W domu jestem uważana jednak za pesymistkę. Nigdy nic mi się nie podoba, wolę nie wychodzić z pokoju, zamykam się sama w sobie siedząc ze słuchawkami w uszach.
Kiedyś mama na mnie nakrzyczała, że ciągle siedzę w słuchawkach. Wyjaśniłam jej, że dzięki temu mam lepszy humor. Więcej się nie czepiała.
Mam pokój z siostrą, więc udawanie weszło mi w nawyk. Kiedyś siedziałam po nocach w kuchni i myślałam nad swoim życiem.
Wiele razy przyłapała mnie na tym mama i nawet mój ojciec zainteresował się mną, że coś jest nie tak.
Nie chcąc żeby znów o mnie myśleli szybko zrezygnowałam z moich nocnych podbojów stołu w kuchni.
Czuję się coraz gorzej.
Ostatnio trafiłam do pielęgniarki, która jak tylko się dowiedziała, że cierpię na bezsenność stwierdziła, że mam problem i trzeba mi pomóc.
Tak trafiłam na rozmowę z panią pedagog.

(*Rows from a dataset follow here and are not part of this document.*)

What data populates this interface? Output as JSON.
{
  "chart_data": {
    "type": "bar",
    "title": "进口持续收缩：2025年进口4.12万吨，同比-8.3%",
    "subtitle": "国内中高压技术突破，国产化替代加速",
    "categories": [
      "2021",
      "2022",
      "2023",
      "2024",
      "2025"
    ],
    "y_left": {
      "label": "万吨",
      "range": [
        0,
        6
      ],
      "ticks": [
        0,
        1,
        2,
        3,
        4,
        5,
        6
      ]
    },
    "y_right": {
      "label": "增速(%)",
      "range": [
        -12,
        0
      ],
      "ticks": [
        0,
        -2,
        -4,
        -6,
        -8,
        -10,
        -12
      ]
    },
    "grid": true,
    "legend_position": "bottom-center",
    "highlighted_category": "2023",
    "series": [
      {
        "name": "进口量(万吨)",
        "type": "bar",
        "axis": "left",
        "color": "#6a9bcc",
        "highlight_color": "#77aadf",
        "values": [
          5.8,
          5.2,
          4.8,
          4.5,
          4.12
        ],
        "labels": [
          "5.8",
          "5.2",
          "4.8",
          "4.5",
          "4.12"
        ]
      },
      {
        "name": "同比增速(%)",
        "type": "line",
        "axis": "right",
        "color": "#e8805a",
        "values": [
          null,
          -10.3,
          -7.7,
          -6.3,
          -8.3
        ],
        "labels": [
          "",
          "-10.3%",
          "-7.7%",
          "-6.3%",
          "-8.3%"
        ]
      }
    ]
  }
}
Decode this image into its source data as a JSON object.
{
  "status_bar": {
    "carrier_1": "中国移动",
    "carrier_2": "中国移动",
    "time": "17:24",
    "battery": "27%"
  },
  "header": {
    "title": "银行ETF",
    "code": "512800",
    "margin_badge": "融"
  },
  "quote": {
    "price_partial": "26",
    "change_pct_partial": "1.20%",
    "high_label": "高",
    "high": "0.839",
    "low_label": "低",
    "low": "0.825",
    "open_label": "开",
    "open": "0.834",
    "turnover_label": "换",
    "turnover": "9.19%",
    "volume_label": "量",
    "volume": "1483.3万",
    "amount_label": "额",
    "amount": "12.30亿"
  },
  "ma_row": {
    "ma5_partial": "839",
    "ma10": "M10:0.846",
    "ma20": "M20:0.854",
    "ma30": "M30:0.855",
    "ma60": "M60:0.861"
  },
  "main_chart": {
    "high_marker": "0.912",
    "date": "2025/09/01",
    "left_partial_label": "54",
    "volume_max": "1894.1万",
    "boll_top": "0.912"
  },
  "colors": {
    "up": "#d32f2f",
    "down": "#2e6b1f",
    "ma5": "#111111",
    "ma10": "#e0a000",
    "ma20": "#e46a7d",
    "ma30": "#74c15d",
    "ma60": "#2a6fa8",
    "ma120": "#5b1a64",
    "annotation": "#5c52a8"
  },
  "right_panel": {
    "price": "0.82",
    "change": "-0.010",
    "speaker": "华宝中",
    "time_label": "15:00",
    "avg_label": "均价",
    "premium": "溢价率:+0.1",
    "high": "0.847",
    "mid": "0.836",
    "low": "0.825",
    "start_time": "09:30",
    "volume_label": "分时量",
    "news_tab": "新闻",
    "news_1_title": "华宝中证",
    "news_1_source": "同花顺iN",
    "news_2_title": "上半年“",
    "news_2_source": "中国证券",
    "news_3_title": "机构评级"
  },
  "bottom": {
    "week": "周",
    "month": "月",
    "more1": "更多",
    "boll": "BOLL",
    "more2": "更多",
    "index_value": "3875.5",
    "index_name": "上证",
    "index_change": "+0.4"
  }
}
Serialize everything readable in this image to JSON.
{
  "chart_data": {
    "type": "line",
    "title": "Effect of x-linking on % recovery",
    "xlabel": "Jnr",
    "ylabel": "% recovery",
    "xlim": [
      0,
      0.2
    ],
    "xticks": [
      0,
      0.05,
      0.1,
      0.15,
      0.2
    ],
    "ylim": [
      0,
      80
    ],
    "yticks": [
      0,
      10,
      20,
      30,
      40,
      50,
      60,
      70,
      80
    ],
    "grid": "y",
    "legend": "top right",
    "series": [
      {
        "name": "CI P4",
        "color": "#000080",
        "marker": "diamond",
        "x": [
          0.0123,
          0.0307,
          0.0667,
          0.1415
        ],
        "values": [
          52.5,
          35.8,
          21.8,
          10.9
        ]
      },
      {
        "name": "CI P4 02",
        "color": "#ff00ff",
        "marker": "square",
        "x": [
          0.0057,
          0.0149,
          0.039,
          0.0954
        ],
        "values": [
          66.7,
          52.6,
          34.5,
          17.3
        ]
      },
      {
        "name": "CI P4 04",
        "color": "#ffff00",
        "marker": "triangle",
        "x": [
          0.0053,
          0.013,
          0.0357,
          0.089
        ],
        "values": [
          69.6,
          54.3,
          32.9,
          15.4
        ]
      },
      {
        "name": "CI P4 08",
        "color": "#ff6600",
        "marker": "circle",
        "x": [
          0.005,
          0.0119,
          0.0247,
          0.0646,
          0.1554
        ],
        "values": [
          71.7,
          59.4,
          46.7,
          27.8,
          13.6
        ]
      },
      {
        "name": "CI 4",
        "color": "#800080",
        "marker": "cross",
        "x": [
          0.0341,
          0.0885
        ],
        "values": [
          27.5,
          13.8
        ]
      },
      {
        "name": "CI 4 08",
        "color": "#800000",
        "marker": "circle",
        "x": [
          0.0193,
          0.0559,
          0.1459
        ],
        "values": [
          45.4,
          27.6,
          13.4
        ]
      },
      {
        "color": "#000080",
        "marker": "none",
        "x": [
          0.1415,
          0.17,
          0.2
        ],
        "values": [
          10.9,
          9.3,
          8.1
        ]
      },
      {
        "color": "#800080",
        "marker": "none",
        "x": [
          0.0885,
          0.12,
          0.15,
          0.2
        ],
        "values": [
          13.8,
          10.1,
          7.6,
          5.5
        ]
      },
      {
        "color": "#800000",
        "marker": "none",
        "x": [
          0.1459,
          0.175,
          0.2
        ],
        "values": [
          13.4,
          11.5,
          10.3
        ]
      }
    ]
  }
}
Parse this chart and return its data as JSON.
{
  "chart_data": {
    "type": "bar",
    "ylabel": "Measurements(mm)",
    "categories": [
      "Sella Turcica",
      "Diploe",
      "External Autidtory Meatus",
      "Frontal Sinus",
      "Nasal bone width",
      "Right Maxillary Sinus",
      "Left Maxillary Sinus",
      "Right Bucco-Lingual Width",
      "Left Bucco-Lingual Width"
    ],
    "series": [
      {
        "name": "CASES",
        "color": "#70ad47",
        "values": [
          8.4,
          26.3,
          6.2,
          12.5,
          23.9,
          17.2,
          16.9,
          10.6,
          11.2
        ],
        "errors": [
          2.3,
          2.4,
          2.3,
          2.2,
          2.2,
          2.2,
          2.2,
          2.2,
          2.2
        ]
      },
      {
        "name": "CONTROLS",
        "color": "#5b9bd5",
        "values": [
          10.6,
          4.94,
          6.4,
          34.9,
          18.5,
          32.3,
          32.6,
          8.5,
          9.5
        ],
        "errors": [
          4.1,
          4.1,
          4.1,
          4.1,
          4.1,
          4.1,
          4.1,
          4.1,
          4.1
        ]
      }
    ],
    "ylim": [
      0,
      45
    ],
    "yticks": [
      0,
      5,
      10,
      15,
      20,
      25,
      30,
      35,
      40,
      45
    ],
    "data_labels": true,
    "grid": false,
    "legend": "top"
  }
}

Rozmawiałyśmy o moim niespaniu.
Ona stwierdziła, że słucham piosenek by nie myśleć.
Może i ma racje?
Kilkanaście minut później przyszła moja mama. Pedagog kazała mi do siebie przyjść i stwierdziła, że na razie nie będzie rozmawiała z moją mamą.
Nigdy więcej do niej nie poszłam.
Nie potrzebuje pomocy. Ja jej nie chce. Mnie się nie da pomóc.